Italy law 'doesn't violate her rights to privacy, property'

Redazione Ansa

(ANSA) - Strasbourg, August 27 - The European Court of Human Rights (ECtHR) on Thursday turned down an appeal by Adelina Parrillo, an Italian woman who wants to donate her frozen embryos to science, ruling that Italy's 2004 law banning the destruction of human embryos does not violate her right to privacy or property. In 2002, Parrillo and late life partner Stefano Rolla created five embryos and had them frozen for future implantation.
    Rolla, a film director, died the following year at the age of 66 in a suicide bombing attack on Italian military police headquarters in Nasiriyah, Iraq, that took the lives of 19 Carabinieri policemen, four Army soldiers and two civilians.
    In her appeal filed on July 26, 2011, Parrillo argued that Italy's restrictive law on assisted reproduction - which banned most assisted fertility techniques including the use of anonymous donor gametes and the freezing of embryos for future use - violated her rights to privacy and to private property because the embryos were generated before the law went into effect.
    This was the only reason she and her deceased partner had been able to freeze them instead of having them implanted immediately, she argued.
    "Human embryos can't be reduced to a piece of property, as defined in...the European Convention on Human Rights," the court wrote.
    The judges also found there was no evidence to support Parrillo's claim that her late partner had wanted the couple's embryos donated to science.
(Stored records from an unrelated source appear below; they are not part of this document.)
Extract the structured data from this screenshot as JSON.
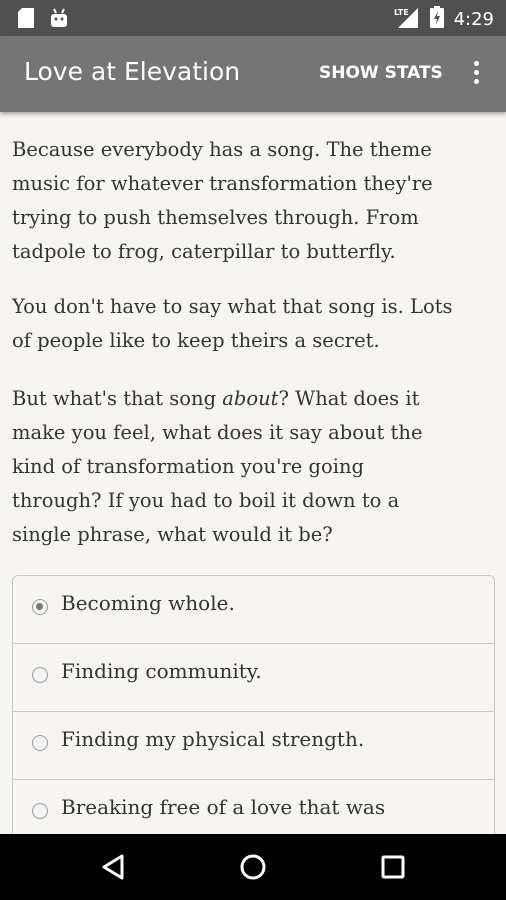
{
  "status_bar": {
    "icons": [
      "sd-card-icon",
      "android-icon",
      "lte-signal-icon",
      "battery-icon"
    ],
    "network": "LTE",
    "time": "4:29"
  },
  "app_bar": {
    "title": "Love at Elevation",
    "show_stats": "SHOW STATS",
    "overflow_icon": "overflow-menu-icon"
  },
  "content": {
    "paragraph1": [
      "Because everybody has a song. The theme",
      "music for whatever transformation they're",
      "trying to push themselves through. From",
      "tadpole to frog, caterpillar to butterfly."
    ],
    "paragraph2": [
      "You don't have to say what that song is. Lots",
      "of people like to keep theirs a secret."
    ],
    "paragraph3": {
      "line1_before": "But what's that song ",
      "line1_emphasis": "about",
      "line1_after": "? What does it",
      "rest": [
        "make you feel, what does it say about the",
        "kind of transformation you're going",
        "through? If you had to boil it down to a",
        "single phrase, what would it be?"
      ]
    },
    "options": [
      {
        "label": "Becoming whole.",
        "selected": true
      },
      {
        "label": "Finding community.",
        "selected": false
      },
      {
        "label": "Finding my physical strength.",
        "selected": false
      },
      {
        "label": "Breaking free of a love that was",
        "selected": false
      }
    ]
  },
  "nav_bar": {
    "buttons": [
      "back-icon",
      "home-icon",
      "recents-icon"
    ]
  }
}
Italy's controversial 2004 law on assisted reproduction was effectively struck down last June when the supreme Court of Cassation lifted a ban on the use of extramarital gametes for assisted fertilization.
    In April the Constitutional Court had ruled that a couple's right to have a child was inviolable even in the case of sterility, overruling a 2004 ban on donor sperm and eggs that did not come from a spouse.
    The hot-button case of assisted fertility had pitted Catholics against members of the scientific community who had called for a wider review of the law, which among other measures banned the screening of embryos for abnormalities or genetic disorders - even for couples with a family history of genetic disease.
    The ECtHR in 2012 had already rejected most of the law, saying it went against several provisions in its convention for the protection of human rights.
    Under the law - which was originally passed by a cross-party alliance of Catholics - single parents, same-sex couples and women beyond child-bearing age were essentially banned from using assisted-fertility techniques that were available to married heterosexual couples.